Seminario había girado hacia ellos con silla y todo, qué era esa bulla, ¿ya no se podía conversar tranquilo?, y el sargento, con todo respeto, que se estaba propasando, nadie se metía con él, que no se metiera con ellos, señor. Seminario levantó la voz, quiénes eran para responderle, y claro que se metía con ellos, con los cuatro y también con la puta que los había parido, ¿lo oyeron?

– ¿Les mentó la madre? -dijo la Selvática, pestañeando.

– Varias veces en la noche, ésa fue la primera -dijo el Bolas-. Esos ricos porque tienen tierras creen que pueden mentarle la madre a cualquiera.

La Hortensia y la Amapola salieron volando y, desde el mostrador, Sandra, Rita y Maribel alargaban las cabezas. El sargento tenía la voz rajada de la cólera, la familia no tenía nada que ver con esto, señor.

– Si no te gustó, ven y conversamos, cholito -dijo Seminario.

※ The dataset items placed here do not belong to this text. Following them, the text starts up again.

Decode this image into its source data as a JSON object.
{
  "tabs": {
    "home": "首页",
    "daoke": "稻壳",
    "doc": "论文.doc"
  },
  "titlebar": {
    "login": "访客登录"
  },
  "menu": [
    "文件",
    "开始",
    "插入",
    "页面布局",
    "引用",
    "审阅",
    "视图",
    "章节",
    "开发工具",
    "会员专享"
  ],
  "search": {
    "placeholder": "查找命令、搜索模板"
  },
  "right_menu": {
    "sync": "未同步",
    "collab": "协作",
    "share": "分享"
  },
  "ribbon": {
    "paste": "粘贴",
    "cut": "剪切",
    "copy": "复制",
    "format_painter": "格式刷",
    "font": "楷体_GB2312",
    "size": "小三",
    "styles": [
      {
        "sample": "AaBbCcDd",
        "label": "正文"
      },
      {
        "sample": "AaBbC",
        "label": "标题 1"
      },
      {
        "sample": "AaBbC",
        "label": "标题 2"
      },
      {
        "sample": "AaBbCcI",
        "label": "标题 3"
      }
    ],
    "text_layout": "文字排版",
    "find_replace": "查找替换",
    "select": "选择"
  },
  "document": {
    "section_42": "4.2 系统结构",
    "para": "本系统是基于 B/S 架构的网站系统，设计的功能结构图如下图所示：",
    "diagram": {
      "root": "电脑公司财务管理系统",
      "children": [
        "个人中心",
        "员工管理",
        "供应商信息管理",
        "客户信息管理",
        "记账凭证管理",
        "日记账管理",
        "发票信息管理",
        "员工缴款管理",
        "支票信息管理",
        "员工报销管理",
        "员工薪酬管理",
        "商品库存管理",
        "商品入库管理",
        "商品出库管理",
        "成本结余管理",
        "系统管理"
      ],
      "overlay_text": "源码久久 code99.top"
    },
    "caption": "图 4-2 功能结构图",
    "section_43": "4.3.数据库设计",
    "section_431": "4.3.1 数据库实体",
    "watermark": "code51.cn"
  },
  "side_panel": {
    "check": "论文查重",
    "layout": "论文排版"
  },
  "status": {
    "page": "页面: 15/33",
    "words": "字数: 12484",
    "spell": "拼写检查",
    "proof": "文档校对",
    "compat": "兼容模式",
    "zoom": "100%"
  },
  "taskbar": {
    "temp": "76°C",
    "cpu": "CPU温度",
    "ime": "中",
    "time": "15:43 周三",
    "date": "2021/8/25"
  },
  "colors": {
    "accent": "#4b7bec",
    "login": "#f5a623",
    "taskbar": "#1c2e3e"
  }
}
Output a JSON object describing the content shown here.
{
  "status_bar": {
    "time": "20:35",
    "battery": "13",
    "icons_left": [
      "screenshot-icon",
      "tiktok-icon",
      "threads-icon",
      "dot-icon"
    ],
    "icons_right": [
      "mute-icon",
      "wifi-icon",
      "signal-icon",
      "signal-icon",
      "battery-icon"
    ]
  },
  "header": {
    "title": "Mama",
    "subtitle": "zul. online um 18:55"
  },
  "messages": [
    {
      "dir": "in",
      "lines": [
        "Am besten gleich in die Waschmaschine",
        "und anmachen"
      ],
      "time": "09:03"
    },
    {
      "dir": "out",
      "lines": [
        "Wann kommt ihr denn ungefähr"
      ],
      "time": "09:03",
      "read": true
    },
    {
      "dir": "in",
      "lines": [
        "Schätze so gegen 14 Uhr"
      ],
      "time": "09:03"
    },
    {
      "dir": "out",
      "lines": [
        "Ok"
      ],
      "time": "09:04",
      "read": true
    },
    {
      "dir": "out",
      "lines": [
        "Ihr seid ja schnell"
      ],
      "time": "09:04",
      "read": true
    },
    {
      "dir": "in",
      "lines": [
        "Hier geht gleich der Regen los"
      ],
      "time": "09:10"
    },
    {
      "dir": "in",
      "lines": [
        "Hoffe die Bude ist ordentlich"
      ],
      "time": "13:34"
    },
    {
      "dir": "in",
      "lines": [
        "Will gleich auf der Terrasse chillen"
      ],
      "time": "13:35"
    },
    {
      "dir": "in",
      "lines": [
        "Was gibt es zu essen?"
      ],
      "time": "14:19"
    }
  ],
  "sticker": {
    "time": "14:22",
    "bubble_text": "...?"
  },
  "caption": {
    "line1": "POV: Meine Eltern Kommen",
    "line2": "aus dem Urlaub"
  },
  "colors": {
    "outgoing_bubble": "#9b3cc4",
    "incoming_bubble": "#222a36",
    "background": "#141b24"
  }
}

– Pero Lituma no fue -dijo la Chunga-. Lo contuvimos con la Sandra.

– ¿Por qué mentar a la madre cuando el pleito es entre hombres? -dijo el joven-. La madre es lo más santo que hay.

Y la Hortensia y la Amapola habían vuelto a la mesa de Seminario.

– Ya no los oí reír ni volvieron a cantar su himno -dijo el arpista-. Se quedaron desmoralizados con esa mentada de madre, los muchachos.

– Se consolaron tomando -dijo la Chunga-. No cabían más botellas en su mesa.

– Por eso yo creo que las penas que uno lleva adentro lo explican todo -dijo el joven-. Por eso terminan unos de borrachos, otros de curas, otros de asesinos.

– Voy a mojarme la cabeza -dijo Lituma-. Este tipo me amargó la noche. Tuvo razón de enojarse, Josefino -dijo el Mono-. A nadie le gustaría que le dijeran tu mujer es fea.

– Me carga con tantas ínfulas -dijo Josefino-. Me he comido cien hembras, conozco medio Perú, me he dado la gran vida. Se pasa el día sacándonos pica con sus viajes.

– En el fondo le tienes tanta cólera porque su mujer no te hace caso -dijo José.

– Si supiera que la persigues, te mata -dijo el Mono-. Está enamorado de su hembra como un becerro.

– Es su culpa -dijo Josefino-. ¿Por qué presume tanto? En la cama es puro fuego, se mueve así, asá. Que se friegue, quiero ver si son ciertas esas maravillas.

– ¿Apostamos un par de libras que no te liga, hermano? -dijo el Mono.

– Ya veremos -dijo Josefino-. La primera vez quiso cachetearme, la segunda sólo me insultó y la tercera ni siquiera se hizo la resentida y hasta pude manosearla un poco. Ya está aflojando, yo conozco a mi gente.

– Si cae, ya sabes -dijo José-. Donde pasa un inconquistable, pasan los tres, Josefino.

– No sé por qué le tengo tantas ganas -dijo Josefino-. La verdad es que no vale nada.

– Porque es de afuera -dijo el Mono-. A uno siempre le gusta descubrir qué secretos, qué costumbres se traen de sus tierras.

– Parece un animalito -dijo José-. No entiende nada, se pasa la vida preguntando por qué esto, por qué lo otro. Yo no me hubiera atrevido a probar primero. ¿Y si le contaba a Lituma, Josefino?

– Es de las asustadizas -dijo Josefino-. La calé ahí mismo. No tiene personalidad, se moriría de vergüenza antes que contarle. Lástima nomás que la preñara. Ahora hay que esperar que dé a luz para hacerle el trabajito.